Cormac pursed his lips and nodded. “I like to look at it as a partnership. That’s how she sees it.”
I stared. “This is very weird. Even for me.”
“Amelia likes you,” he said, leaning back in the chair. “She likes that you speak your mind.”
Not sure what to say to that, I looked away. I didn’t want to ask any more questions just yet. I wasn’t sure I was ready to know more. I wanted to talk to Amelia Parker—but I didn’t want to hear her speaking with Cormac’s voice. Then I realized, I probably already had talked to her. The lecturing voice, when we were on the phone and he told me about Franklin, the spell, the thunder mark—that had been Amelia.
I could deal with it later.
“What now?” Ben asked.
“Stay out of trouble, like you keep saying,” Cormac said. “Nothing’s changed. Not really.”
“Have you considered a career in paranormal investigation?” Ben said. “You seem to have developed a talent for it.”
He just smiled.
I kept staring. In wonder, awe, confusion. It wasn’t a werewolf stare, the challenging stare, or the “trying to figure out what someone was going to do next” stare. It was like, if I didn’t turn away, I might figure it out. But all I saw was Cormac. I could have dismissed everything he’d just explained as impossible, unprovable. Except that it explained everything that had happened so well.
“Kitty?” Ben prompted. It had been so long since I’d said anything.
“I have so many questions,” I sighed. “For you. For her.”

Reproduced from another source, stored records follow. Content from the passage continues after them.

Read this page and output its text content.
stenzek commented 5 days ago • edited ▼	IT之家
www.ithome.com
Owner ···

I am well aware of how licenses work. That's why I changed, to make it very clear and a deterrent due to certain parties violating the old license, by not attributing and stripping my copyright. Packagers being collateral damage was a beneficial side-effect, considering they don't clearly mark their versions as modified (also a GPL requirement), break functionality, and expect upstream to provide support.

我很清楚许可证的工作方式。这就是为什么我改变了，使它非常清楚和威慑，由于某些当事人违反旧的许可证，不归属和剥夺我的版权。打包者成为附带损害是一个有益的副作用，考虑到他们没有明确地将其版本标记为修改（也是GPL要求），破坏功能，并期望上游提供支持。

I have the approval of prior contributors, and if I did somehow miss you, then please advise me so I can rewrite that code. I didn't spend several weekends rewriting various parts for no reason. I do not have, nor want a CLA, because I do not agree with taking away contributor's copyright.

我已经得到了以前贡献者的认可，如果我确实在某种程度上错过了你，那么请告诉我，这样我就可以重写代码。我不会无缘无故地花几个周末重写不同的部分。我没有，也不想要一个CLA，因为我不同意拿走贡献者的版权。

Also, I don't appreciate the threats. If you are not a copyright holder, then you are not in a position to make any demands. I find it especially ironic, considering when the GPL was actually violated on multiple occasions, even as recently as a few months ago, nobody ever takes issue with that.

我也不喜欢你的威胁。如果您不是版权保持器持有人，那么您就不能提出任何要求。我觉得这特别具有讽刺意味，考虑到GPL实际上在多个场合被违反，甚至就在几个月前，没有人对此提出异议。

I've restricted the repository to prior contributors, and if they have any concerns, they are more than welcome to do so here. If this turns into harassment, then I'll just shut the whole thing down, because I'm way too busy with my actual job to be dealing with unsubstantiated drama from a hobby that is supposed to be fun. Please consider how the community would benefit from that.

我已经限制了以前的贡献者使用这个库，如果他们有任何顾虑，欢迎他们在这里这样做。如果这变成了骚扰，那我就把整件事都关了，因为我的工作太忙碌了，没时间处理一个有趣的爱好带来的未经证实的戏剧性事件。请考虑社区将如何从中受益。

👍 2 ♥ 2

“I think that’s my cue.” Cormac pushed the mug away and stood, retrieving his leather jacket from the back of the chair. “Thanks for the coffee.”
Oh, grrrr. He was still Cormac. Still dodging me.

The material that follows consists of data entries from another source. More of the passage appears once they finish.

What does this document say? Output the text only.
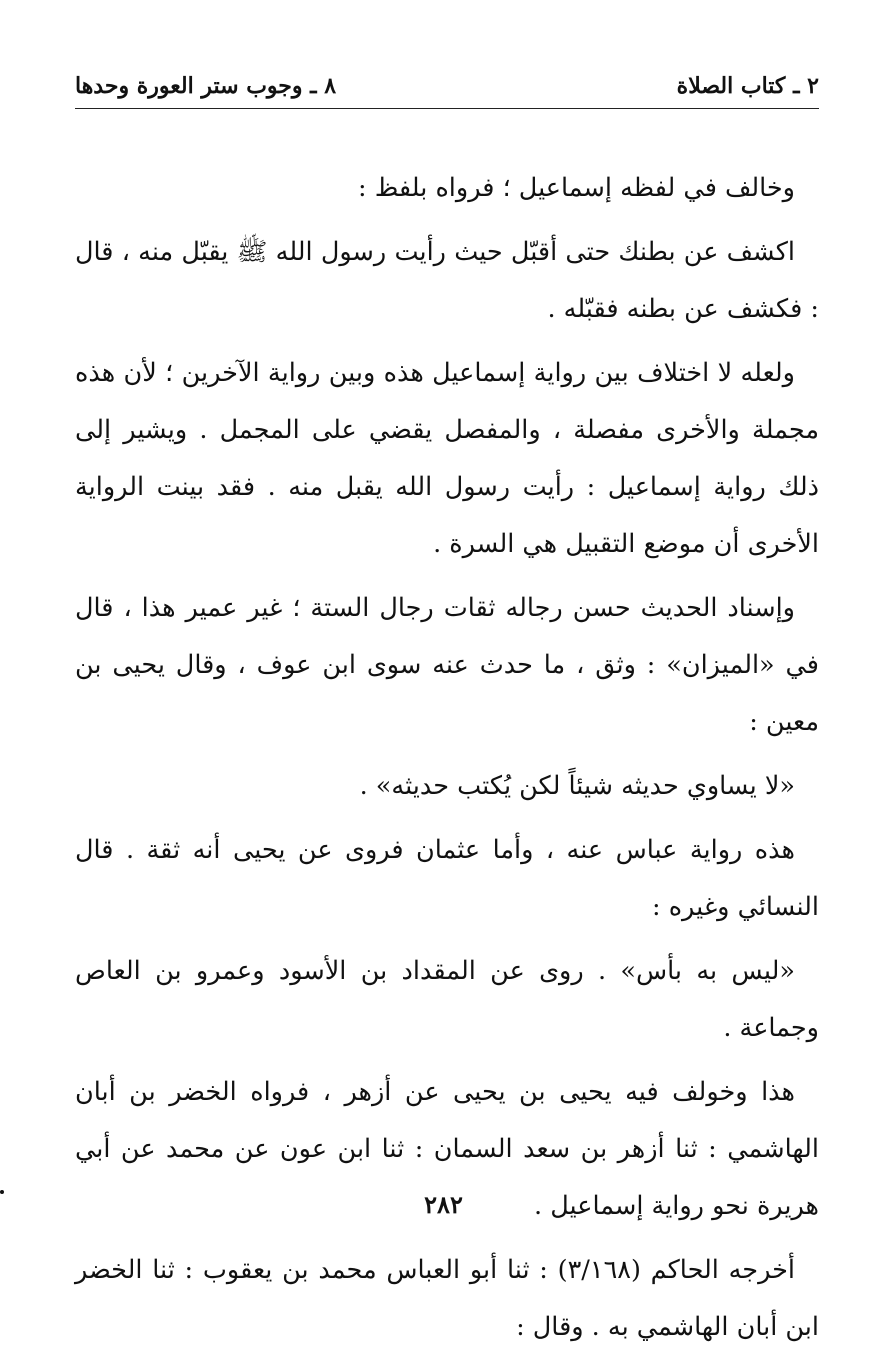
٢ ـ كتاب الصلاة
٨ ـ وجوب ستر العورة وحدها

وخالف في لفظه إسماعيل ؛ فرواه بلفظ :

اكشف عن بطنك حتى أقبّل حيث رأيت رسول الله ﷺ يقبّل منه ، قال : فكشف عن بطنه فقبّله .

ولعله لا اختلاف بين رواية إسماعيل هذه وبين رواية الآخرين ؛ لأن هذه مجملة والأخرى مفصلة ، والمفصل يقضي على المجمل . ويشير إلى ذلك رواية إسماعيل : رأيت رسول الله يقبل منه . فقد بينت الرواية الأخرى أن موضع التقبيل هي السرة .

وإسناد الحديث حسن رجاله ثقات رجال الستة ؛ غير عمير هذا ، قال في «الميزان» : وثق ، ما حدث عنه سوى ابن عوف ، وقال يحيى بن معين :

«لا يساوي حديثه شيئاً لكن يُكتب حديثه» .

هذه رواية عباس عنه ، وأما عثمان فروى عن يحيى أنه ثقة . قال النسائي وغيره :

«ليس به بأس» . روى عن المقداد بن الأسود وعمرو بن العاص وجماعة .

هذا وخولف فيه يحيى بن يحيى عن أزهر ، فرواه الخضر بن أبان الهاشمي : ثنا أزهر بن سعد السمان : ثنا ابن عون عن محمد عن أبي هريرة نحو رواية إسماعيل .

أخرجه الحاكم (٣/١٦٨) : ثنا أبو العباس محمد بن يعقوب : ثنا الخضر ابن أبان الهاشمي به . وقال :

٢٨٢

Ben just smirked. He was more patient than I was—he’d been putting up with Cormac his whole life. And he knew that Cormac would come back. He always did. He didn’t have any other family, and we were a pack.
“Is he going to be okay?” I asked after he’d left, not for the first time, a little more desperately than the last.
“Kitty. Are any of us going t
o be okay?” Ben said, spreading his arms to encompass him, me, the door Cormac had left through, Tyler lying on the sofa, the window, and the city outside.
I knew what he meant. For the moment, we really were okay. But what about tomorrow? What about the day after that? Would we be okay then? I kept asking the question because the answer was never permanent. And that would be true even if we weren’t werewolves, ex-cons, traumatized war veterans, and possessed wizards.
I reached for him, and he took my hand and kissed the inside of my wrist. We were going to be okay.
Chapter 23
THE SNOW melted faster than you’d expect, as it always does in Colorado. Temperatures the following week reached sixty. Rivers of melting snow flooded the streets. I went out without my coat, and the blazing sun felt like a treasure.
A couple of days after the blizzard, we went back to Fort Carson to return the Humvee and retrieve Ben’s car, and for Colonel Stafford’s debriefing. I was worried about the damage, but the soldier at the motor pool seemed bemused by the condition of the vehicle rather than upset. “What the hell could do this to a Humvee?” he said.
“Evil corporate Hummer,” I answered.
“Huh,” he replied, and that was that.
Originally, Stafford wanted to hold the meeting at the hospital. I had visions of him trying to get Tyler back into the cell. That probably would have broken Tyler. Broken him more, at least, past all repair. I suggested to Stafford that he find a more unassuming office or conference room in a different building. One with windows. I’ll never know why he didn’t argue. He could have, but maybe he suspected what I did about Tyler.
The three of us entered the conference room, me in the middle, the men flanking. I could feel the tension that bound us, that made us a pack at least for now. We didn’t know what we were about to face, but we’d be ready, standing up for each other, protecting each other. Ready to fight if we needed to, or run if that was what the situation called for.